I have read and watched several tutorials about MICE. My confusion is about step 1: creating several copies of the original dataset and imputing different values in each copy. In some tutorials, I have seen random subsamples of the original datasets instead of multiple copies of the whole dataset. I am not sure if these two are talking about the same thing or not.
If the first statement is the correct one, does it mean that we impute one VARIABLE in each of these copies?
If the second statement is correct, how do we choose these random subsamples?
Multiple Imputation – How to Choose MICE Multiple Datasets
data-imputationmicemultiple-imputation
Best Answer
The best freely available resource on this topic is probably Stef van Buuren's Flexible Imputation of Missing Data (FIMD). "MICE" stands for "multiple imputation via chained equations," one particular way to do imputation. It might help to keep that distinction in mind.
Each copy of a multiply imputed data set includes imputations of all missing data points, imputations incorporating randomness to acknowledge the variability in imputation. Each is thus a full data set without missing values. Differences in model results among the imputed data sets are used to estimate the error introduced by imputation.
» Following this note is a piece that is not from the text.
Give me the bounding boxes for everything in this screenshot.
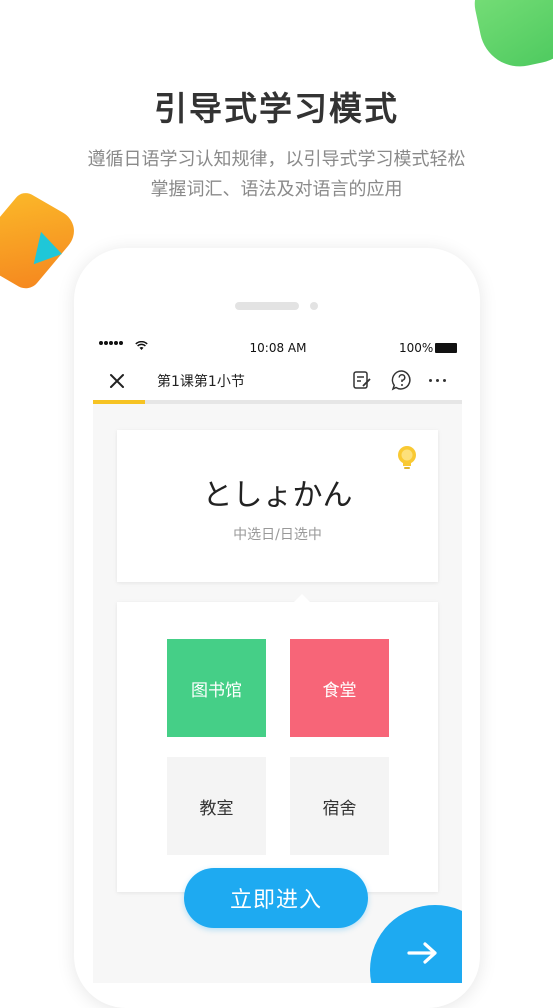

It's not clear from the question just what you mean by "random subsamples of the original datasets." There is random sampling involved in the MICE algorithm (Section 4.5 of FIMD). That, however, is sampling from the conditional distributions of variables among each other within the data set, not subsampling of cases from data sets. Some analysis methods use random subsamples of cases from data sets for cross validation or bootstrapping, but subsampling isn't an imputation method.
So there really isn't an issue in which imputed data sets to "choose." It is critical to make good choices about how to do the imputations and how many imputed data sets to generate.